Zara: la prima collezione ungendered solleva le polemiche

Una linea di capi indossabili da tutti indipendentemente dal genere che ha dato rilievo ad un argomento importante

MILANO - Zara ha creato una linea di abbigliamento ungendered: capi che hanno il pregio di poter essere indossati senza problemi sia da uomini sia da donne ma anche da chi definisce la propria identità sessuale binaria.

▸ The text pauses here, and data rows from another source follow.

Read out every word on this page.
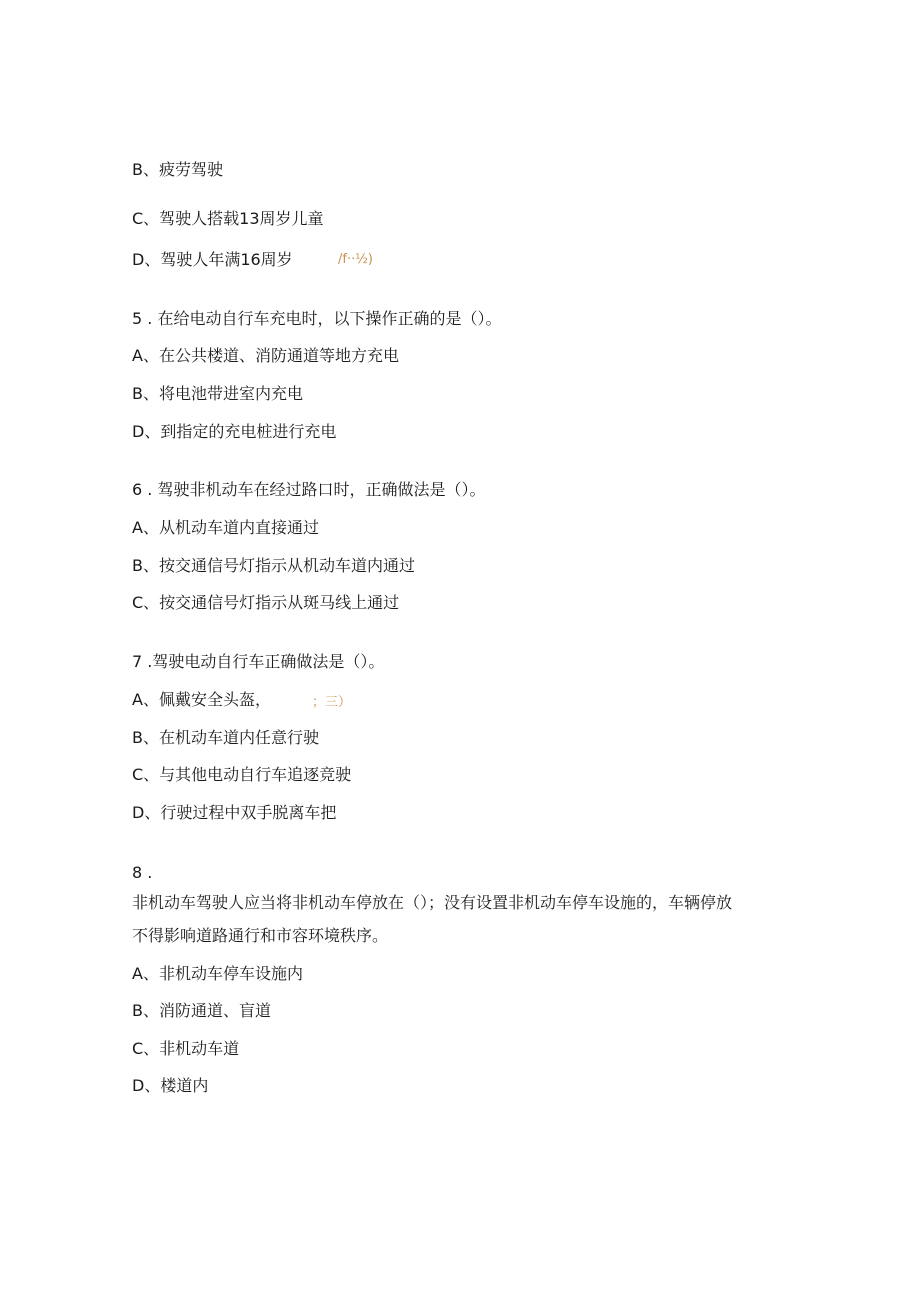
B、疲劳驾驶
C、驾驶人搭载13周岁儿童
D、驾驶人年满16周岁	/f··½)
5 . 在给电动自行车充电时，以下操作正确的是（）。
A、在公共楼道、消防通道等地方充电
B、将电池带进室内充电
D、到指定的充电桩进行充电
6 . 驾驶非机动车在经过路口时，正确做法是（）。
A、从机动车道内直接通过
B、按交通信号灯指示从机动车道内通过
C、按交通信号灯指示从斑马线上通过
7 .驾驶电动自行车正确做法是（）。
A、佩戴安全头盔，	；三）
B、在机动车道内任意行驶
C、与其他电动自行车追逐竞驶
D、行驶过程中双手脱离车把
8 .
非机动车驾驶人应当将非机动车停放在（）；没有设置非机动车停车设施的，车辆停放
不得影响道路通行和市容环境秩序。
A、非机动车停车设施内
B、消防通道、盲道
C、非机动车道
D、楼道内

Il gender-fluid nella moda
I capi lanciati da Zara, sono l'esempio di un trend che si sta diffondendo nel mondo della moda contemporanea: anche le ultime collezioni di Yves Saint Laurent, Burberry e Gucci sperimentano prodotti gender-fluid ed anche Louis Vuitton, nella sua ultima campagna pubblicitaria della Donna Autunno/Inverno 2016 ha inserito l’attore e rapper Jaden Smith, figlio di Will.

Stile piatto e troppo maschile?
La mossa di Zara è la prima portata avanti da un brand molto popolare, fuori dalle sperimentazioni dell’alta moda. La collezione Ungendered, promossa da modelli maschi e femminine, comprende una decina di modelli (maglie, pantaloni, t-shirt e felpe) pensati per essere indossati in modo indipendete dal proprio genere: colori neutri, taglie morbide, vestibilità comoda e non aderente. Sono in tanti però ad aver notato che lo stile sia in un certo senso piatto e noioso e si rifaccia soprattutto all'abbigliamento maschile spogliato di precisi riferimenti per essere indossabile da chiunque.

Riflettori puntati su un tema importante
Non sono mancate le proteste in difesa della sacralità della distinzione maschio e femmina ma anche quelle dei progressisti che invece si sono scagliati contro l’assenza di stampe e colori, ovvero contro il poco coraggio di proporre una moda che vada oltre l’opposizione maschio-femmina in termini tradizionali, dimostrando forse timore nello sperimentare in linea con le tendenze. Un lancio come quello di Zara ha avuto in ogni caso un rilievo importante che ha portato all’attenzione di tutti la discussione sulle identità sessuali non-binarie, spesso quelle più trascurate nello spettro delle tematiche LGBT.